At the National Archaeological Museum, the bronze figurines, vases and small objects of the Karapanos collection, most of which come from Dodoni and give a complete picture of Greek metalwork from the 6th BC, are of interest. century until the Roman years. But in the last of the bronze halls one can admire original works of Greek bronze sculpture and take only a small sample of the large production of bronze statues, of which unfortunately only a few of her works have survived to the present day.

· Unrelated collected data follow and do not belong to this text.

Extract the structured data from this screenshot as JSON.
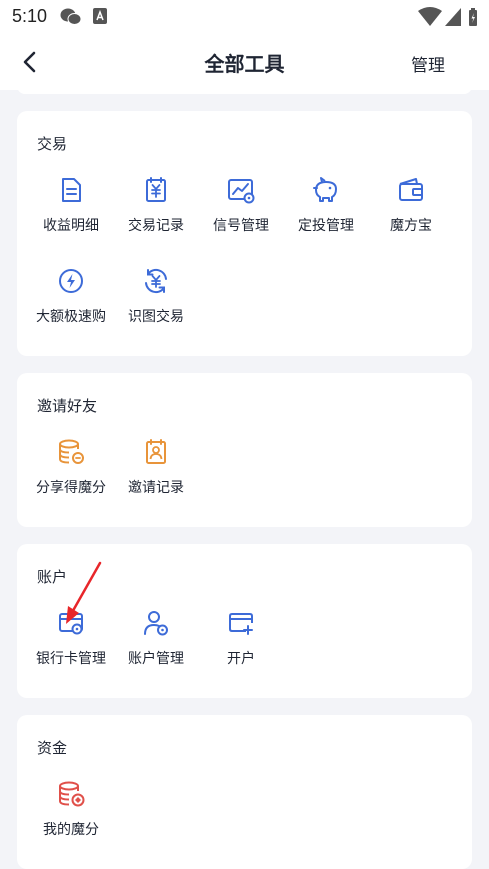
{
  "status_bar": {
    "time": "5:10"
  },
  "header": {
    "title": "全部工具",
    "manage_label": "管理"
  },
  "colors": {
    "blue": "#3d6bd8",
    "orange": "#e8943a",
    "red": "#e0504a",
    "arrow": "#e8262a"
  },
  "sections": {
    "trade": {
      "title": "交易",
      "items": [
        "收益明细",
        "交易记录",
        "信号管理",
        "定投管理",
        "魔方宝",
        "大额极速购",
        "识图交易"
      ]
    },
    "invite": {
      "title": "邀请好友",
      "items": [
        "分享得魔分",
        "邀请记录"
      ]
    },
    "account": {
      "title": "账户",
      "items": [
        "银行卡管理",
        "账户管理",
        "开户"
      ]
    },
    "funds": {
      "title": "资金",
      "items": [
        "我的魔分"
      ]
    }
  }
}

The most important is the Apollo of Piraeus, the oldest large bronze statue, which can be dated around 520 BC. Along with this Apollo were found in 1959 in Piraeus and other original works dating mainly to the middle of the 4th century, the most important of which is Athena of Piraeus, attributed to Praxiteles. In the school of the same artist who was found at the bottom of the Marathon sea.
The second floor of the north and west wing houses the collection of vases of the National Museum in 10 rooms. At the beginning, the vessels of the bronze period (3rd - 2nd millennium BC) are exhibited. The collection of protogeometric and geometric vases is very rich, especially the large amphorae and kraters of the so-called "Dipylos style". In an addition, the small clay wine jar that preserves the oldest Greek inscription is exhibited. In the rest of the rooms are exhibited vases of the oriental style, proto-Attic, black-figure and red-figure from various places and mainly from Attica, which was one of the most important workshops of ancient Greek pottery. Unique in the world is the collection of white lykyths with their debased ethereal forms, produced for about half a century (460 - 400 BC).
On the upper floor of the Museum, the wall paintings recently discovered in the Akrotiri settlement of Thira are also temporarily exhibited. Stand out are the life-sized figures of women or boxers and the fisherman, which decorated the houses of the wealthy sailors of Akrotiri, the two antelopes, the "spring mural" with swallows and the unique miniature of the departure of the ships.
Moreover, the Museum's collection of jewels from all periods of antiquity and mainly from the Hellenistic and Roman periods (Collection of Eleni Stathatou) is also rich.
In addition to the objects of the exhibitions, the Museum also has huge warehouses, where there is a multitude of more or less important works of ancient art. In addition, the National Archaeological Museum operates casting workshops, where plaster copies of original works are made, for anyone who wants to acquire one of the works that marked the history of world art.